After a year or so, I gradually moved on to a role, which involves managing teachers across Karnataka and creating an environment where teachers can perform to their full potential. We teach in Toranagallu, Bengaluru, Hubli-Dharwad, Coorg, Tumkur, Hassan and Mysore and my goal is to reach every district of Karnataka over the next five years.
My team of teachers is my greatest motivation and it is heartening to see graduates from the top colleges of the country, come to teach in all these places. Some of them have worked in top companies in the world, but like me felt that there was something missing in their life. That’s when they switched over to Avanti to teach. They wanted to make a difference at the grassroots, and enjoy their contribution in building human and social capital for a resurgent India. These teachers make me believe that the younger generation of our country is in safe hands.
My own journey of teaching began with my love for storytelling. During engineering and MBA, whenever we had free time, I would teach random topics to my classmates using stories. My classmates came to love this and wanted more of this.
I notice that students, too, are always attentive when a good story is being told. How you introduce a topic and build a story in a language they understand, matters. I also believe that if you can inspire students to learn, you’ll be surprised at what they can learn on their own. This is important because you can only teach them limited things in a limited time. But if you can inspire them to learn on their own, there is no limit to learning. In other words get the students on to the driving seat and get out of their way!
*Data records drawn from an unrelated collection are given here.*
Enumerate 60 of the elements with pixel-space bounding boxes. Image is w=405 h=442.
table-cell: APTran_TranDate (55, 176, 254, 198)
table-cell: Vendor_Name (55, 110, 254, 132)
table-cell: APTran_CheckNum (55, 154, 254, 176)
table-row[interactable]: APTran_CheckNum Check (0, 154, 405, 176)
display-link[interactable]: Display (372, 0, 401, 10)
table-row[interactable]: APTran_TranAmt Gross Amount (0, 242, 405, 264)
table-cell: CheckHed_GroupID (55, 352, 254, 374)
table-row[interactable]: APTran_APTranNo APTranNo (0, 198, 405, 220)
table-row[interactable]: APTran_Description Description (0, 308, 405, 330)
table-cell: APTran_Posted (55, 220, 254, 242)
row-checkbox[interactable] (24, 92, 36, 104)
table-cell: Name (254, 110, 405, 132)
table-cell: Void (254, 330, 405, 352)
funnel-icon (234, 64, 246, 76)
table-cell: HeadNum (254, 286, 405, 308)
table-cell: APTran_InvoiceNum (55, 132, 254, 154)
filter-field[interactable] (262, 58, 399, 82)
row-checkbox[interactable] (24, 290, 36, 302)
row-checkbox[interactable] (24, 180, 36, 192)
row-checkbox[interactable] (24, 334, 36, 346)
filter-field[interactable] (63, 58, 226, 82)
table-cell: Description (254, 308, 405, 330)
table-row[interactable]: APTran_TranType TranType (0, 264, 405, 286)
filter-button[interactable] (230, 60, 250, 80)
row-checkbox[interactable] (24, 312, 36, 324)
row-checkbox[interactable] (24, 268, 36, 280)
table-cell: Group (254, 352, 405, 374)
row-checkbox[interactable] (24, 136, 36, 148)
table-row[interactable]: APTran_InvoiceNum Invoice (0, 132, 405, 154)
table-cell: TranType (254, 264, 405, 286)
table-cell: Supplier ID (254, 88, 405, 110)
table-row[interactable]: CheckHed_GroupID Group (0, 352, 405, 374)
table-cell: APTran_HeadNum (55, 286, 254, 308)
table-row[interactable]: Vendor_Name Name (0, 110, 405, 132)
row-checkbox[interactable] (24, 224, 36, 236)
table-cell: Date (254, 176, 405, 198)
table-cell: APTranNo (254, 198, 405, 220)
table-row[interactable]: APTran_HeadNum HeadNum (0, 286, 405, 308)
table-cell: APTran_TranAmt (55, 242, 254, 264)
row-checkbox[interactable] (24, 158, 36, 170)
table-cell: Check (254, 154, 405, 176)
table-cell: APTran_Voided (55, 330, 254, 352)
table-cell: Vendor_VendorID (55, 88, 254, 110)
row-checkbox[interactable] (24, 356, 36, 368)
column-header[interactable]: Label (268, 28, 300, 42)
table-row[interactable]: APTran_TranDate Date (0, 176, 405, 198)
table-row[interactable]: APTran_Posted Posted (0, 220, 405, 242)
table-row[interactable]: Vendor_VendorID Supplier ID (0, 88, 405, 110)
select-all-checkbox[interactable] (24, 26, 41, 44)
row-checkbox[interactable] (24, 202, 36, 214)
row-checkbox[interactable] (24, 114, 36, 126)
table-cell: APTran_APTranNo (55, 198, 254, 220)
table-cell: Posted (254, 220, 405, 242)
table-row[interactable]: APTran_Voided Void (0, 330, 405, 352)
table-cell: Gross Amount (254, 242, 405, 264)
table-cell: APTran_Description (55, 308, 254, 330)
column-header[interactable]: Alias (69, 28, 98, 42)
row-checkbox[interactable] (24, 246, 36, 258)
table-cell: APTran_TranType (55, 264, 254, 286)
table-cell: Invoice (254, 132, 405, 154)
Today, there are many examples of wonderful teachers both in the private and government system. The problem is that they are overwhelmed. Their work is not just teaching subjects but in many cases changing social behaviour. For instance, in North Karnataka, I was shocked to learn from a school principal in Bellary that most girls are married off by the age of 18 and they are taken out of the school for this purpose. In fact, the percentage of women married by the time they were 18 in Karnataka stood at 45% in 2011. To fight this practice, the teachers and principals of schools here are counselling parents and the elders of the villages about the harm it does to the girls.
Another problem that is dogging our education system is students going behind marks rather than learning life skills and concepts. It is a problem of such a scale that a handful of people can’t solve it. What we need is, lots and lots of good people joining the teaching profession. After all, the subjects and the topics, which we learn become immaterial and useless after a point of time, and it is the values we imbibe that are more meaningful for life.
I believe that if we as a group of teachers are able to inspire others to become teachers, then we have done a wonderful job. Furthermore, when it comes to choosing a profession, if my students think of teaching as their first choice, that would make this teacher truly happy!